The invention compositions and methods are designed to target helper T-cells which recognize a particular antigen in association with a glycoprotein encoded by the major histocompatibility complex (MHC). The current model of immunity postulates that antigens mobilize an immune response, at least in part, by being ingested by an antigen-presenting cell (APC) which contains on its surface a Class II glycoprotein encoded by a gene in the MHC. The antigen is then presented to a specific T helper cell in the context of the surface-bound MHC glycoprotein, and by interaction of the antigen-specific T-cell receptor with this antigen-glycoprotein complex, the T helper cell is stimulated to mediate the antigen-specific immune response, including induction of cytotoxic T-cell function, induction of B cell function, and secretion of a number of factors aiding and abetting this response.

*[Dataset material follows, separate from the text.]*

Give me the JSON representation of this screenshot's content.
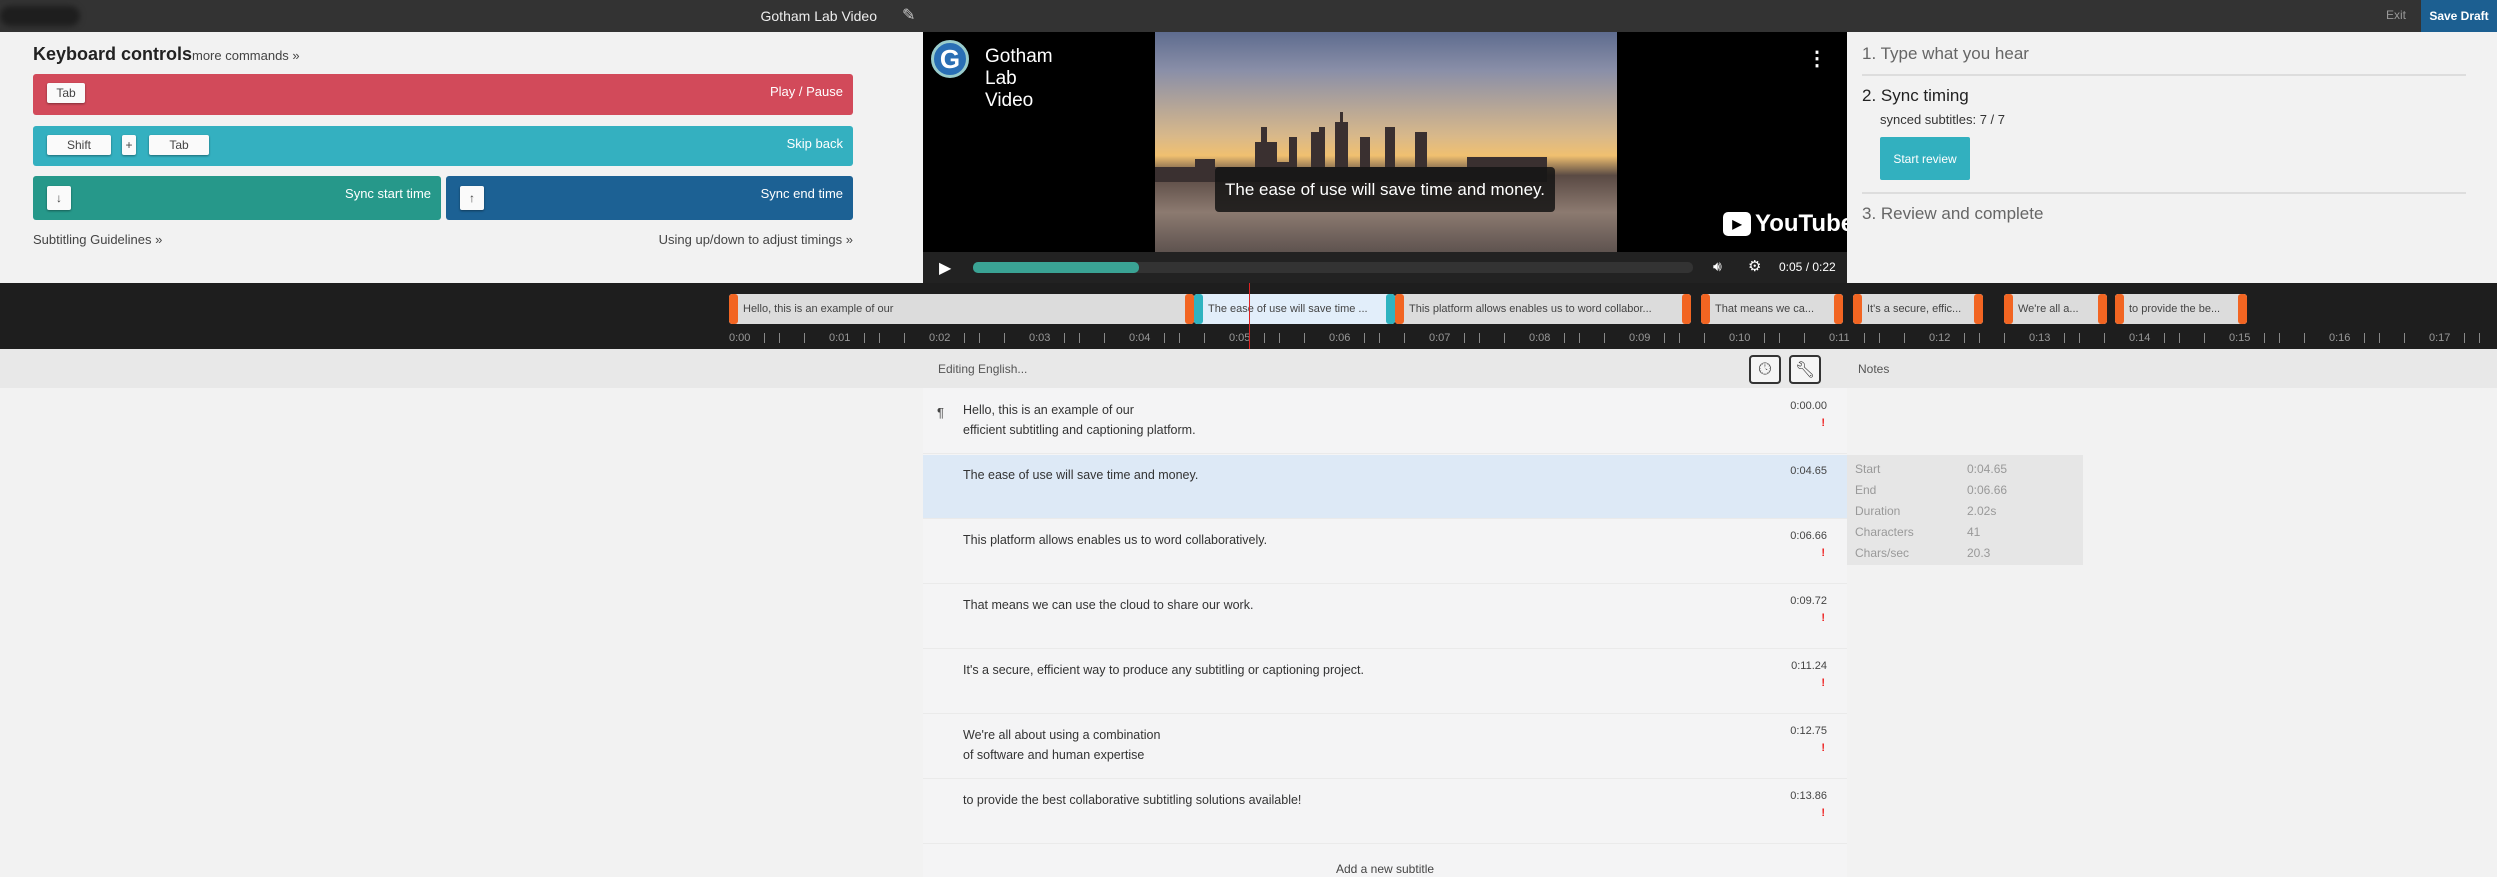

The involvement of the MHC Class II proteins in autoimmune disease has been shown in animal models. Administration of antibodies to either MHC Class II proteins themselves or antibodies to agents that induce expression of the MHC Class II genes interferes with development of the autoimmune condition in these model systems. The role of helper T-cells has also been demonstrated in these models by counteracting the autoimmune system using anti-CD4 monoclonal antibodies; CD4 is the characteristic helper T-cell receptor (Shizuru, J. A. et al, Science (1988) 240:659-662).
The invention complexes effectively substitute for the antigen-presenting cell in evoking the interaction of the T-lymphocytes and other cells of the immune system with respect to the antigen. It has been shown that isolated MHC Class II antigen in and of itself can effectively replace the antigen-presenting cell in the presentation of antigen epitopes to a T-helper lymphocyte (Watts, T. H., et al, Proc Natl Acad Sci USA (1984) 81:7564-7568. However, by substituting an effector function, such as a toxin, for the antigen presenting cell (APC) surface, the antigen is made effective in destroying the immune response it would otherwise create; by substituting a label for the APC surface, the antigen is caused to identify the portions of the immune system with which it interacts.